KUALA LUMPUR, Feb 20 — More Chinese employers now prefer to hire men in response to a new policy that gives women longer paid maternity leave, according to a survey released by the Associated Chinese Chambers of Commerce (ACCCIM) today.
The new maternity leave policy was among the key concerns Chinese business owners have about the amended Employment Act 2022 in its latest Business and Economic Conditions Survey which gauged sentiment about the impact of the amendments on operating costs.
“We observe that respondents have indicated a shift to a higher male-to-female ratio in their employment (41.3 per cent) to mitigate against the impact of higher maternity leave,” the group told the press here.
“This does not bode well for encouraging women’s participation in the labour force and promoting gender equality,” it added.
Federal lawmakers overwhelmingly voted to raise paid maternity leave to 98 days from 60 previously last year in a move that was welcomed by labour and women's rights groups, but frowned at by employers who said the policy would raise their operating expenditure "significantly".
The increase was part of the substantial tweaks to the Employment Act, which included extending labour law protection to workers paid up to RM4,000 monthly and cutting working hours to a maximum of nine hours a day.
ACCCIM said its survey showed the maternity leave increase topped concerns employers had about the impact on costs, with 44.9 per cent of respondents considering it to be the biggest factor versus other changes to the Act.
Overtime payment came in second with 42.9 per cent of respondents stating that the policy would have the biggest impact on their operating costs.
About a third of respondents felt the Act's extended coverage to more workers would have the highest impact on costs.
Only some 28 per cent of respondents felt the reduction in working hours would have the highest impact on their expenditure while up to 80 per cent said it would have some kind of impact.

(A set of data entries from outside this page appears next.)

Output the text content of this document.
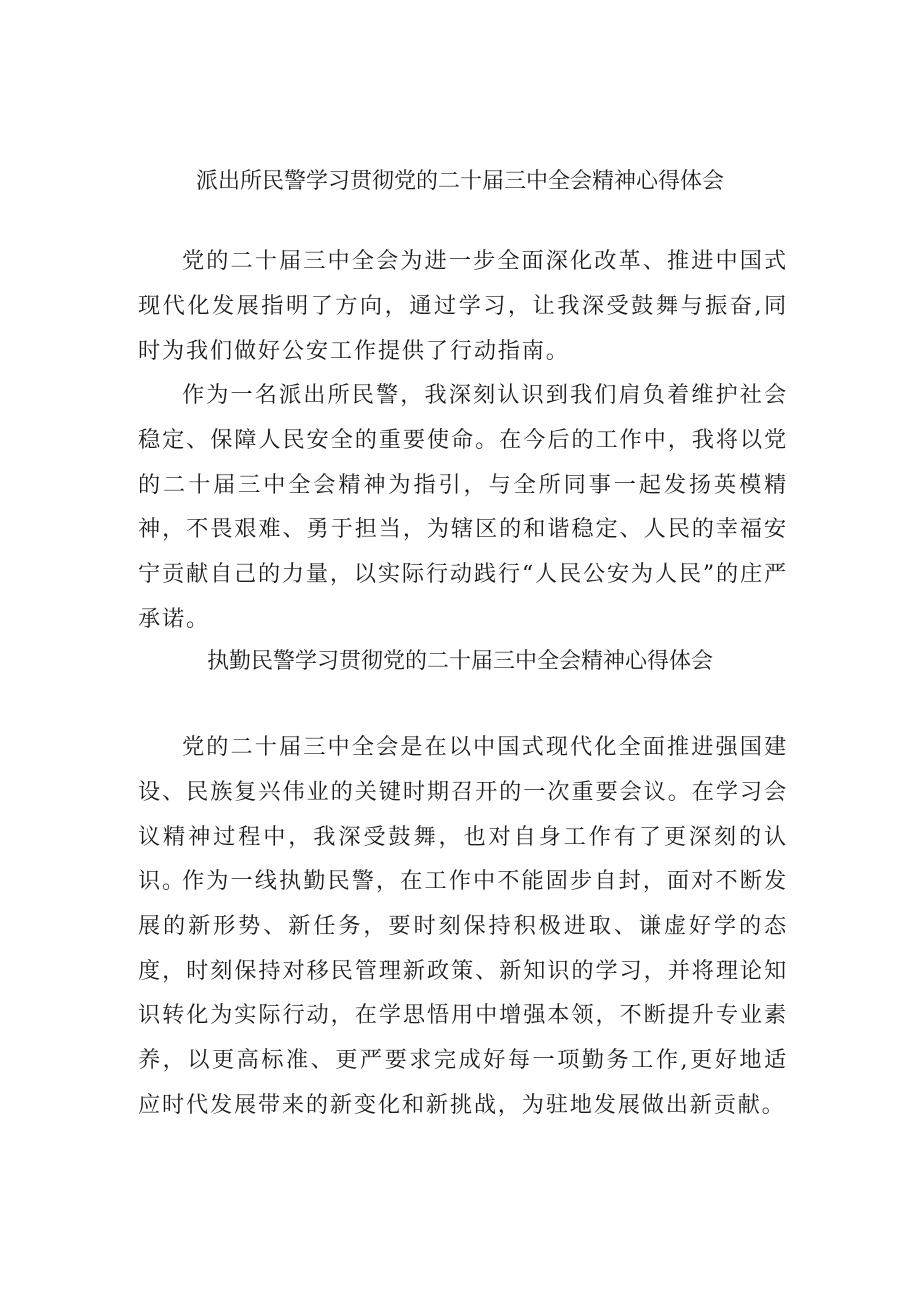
派出所民警学习贯彻党的二十届三中全会精神心得体会

党的二十届三中全会为进一步全面深化改革、推进中国式现代化发展指明了方向，通过学习，让我深受鼓舞与振奋,同时为我们做好公安工作提供了行动指南。

作为一名派出所民警，我深刻认识到我们肩负着维护社会稳定、保障人民安全的重要使命。在今后的工作中，我将以党的二十届三中全会精神为指引，与全所同事一起发扬英模精神，不畏艰难、勇于担当，为辖区的和谐稳定、人民的幸福安宁贡献自己的力量，以实际行动践行“人民公安为人民”的庄严承诺。

执勤民警学习贯彻党的二十届三中全会精神心得体会

党的二十届三中全会是在以中国式现代化全面推进强国建设、民族复兴伟业的关键时期召开的一次重要会议。在学习会议精神过程中，我深受鼓舞，也对自身工作有了更深刻的认识。

作为一线执勤民警，在工作中不能固步自封，面对不断发展的新形势、新任务，要时刻保持积极进取、谦虚好学的态度，时刻保持对移民管理新政策、新知识的学习，并将理论知识转化为实际行动，在学思悟用中增强本领，不断提升专业素养，以更高标准、更严要求完成好每一项勤务工作,更好地适应时代发展带来的新变化和新挑战，为驻地发展做出新贡献。
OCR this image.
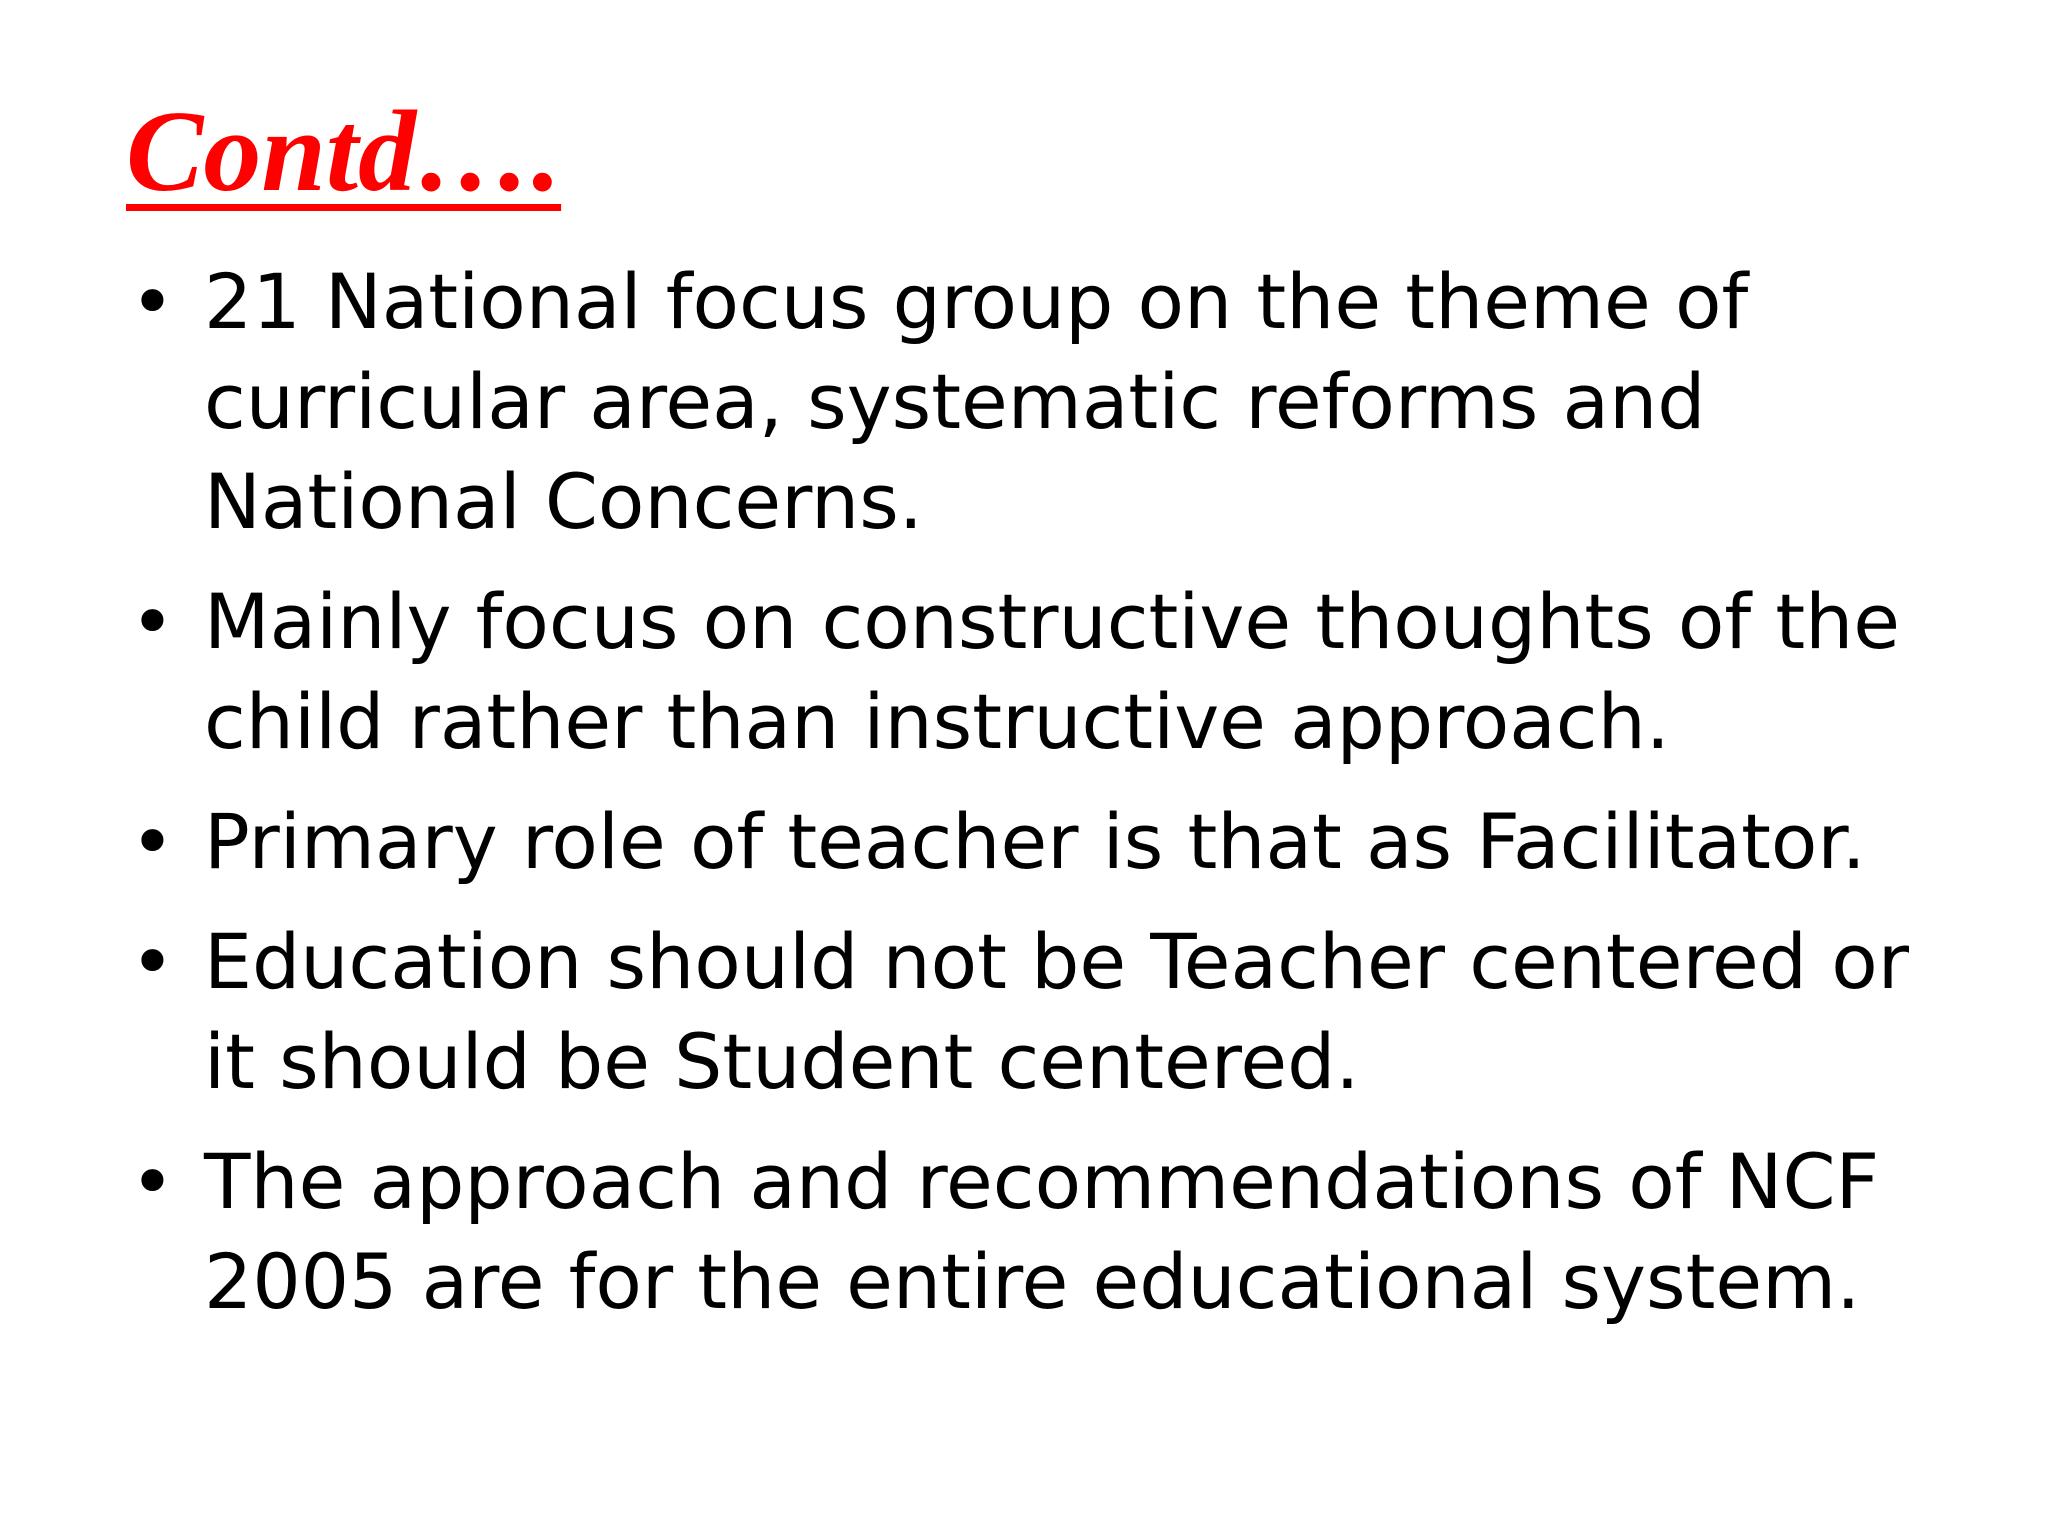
Contd….
• 21 National focus group on the theme of curricular area, systematic reforms and National Concerns.
• Mainly focus on constructive thoughts of the child rather than instructive approach.
• Primary role of teacher is that as Facilitator.
• Education should not be Teacher centered or it should be Student centered.
• The approach and recommendations of NCF 2005 are for the entire educational system.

The same percentage of respondents also felt the higher overtime threshold would bite at their operating costs.
The latest edition of the survey covered the July to December 2022 period, and also business outlook between January to June 2023 — gauging economic and business performance, factors affecting business and current issues confronting operations.
Questionnaires were distributed to nationwide direct and indirect memberships of 17 Constituent Chambers as well as 25 Associate Members, which comprise ethnic Chinese companies, individuals and trade associations here.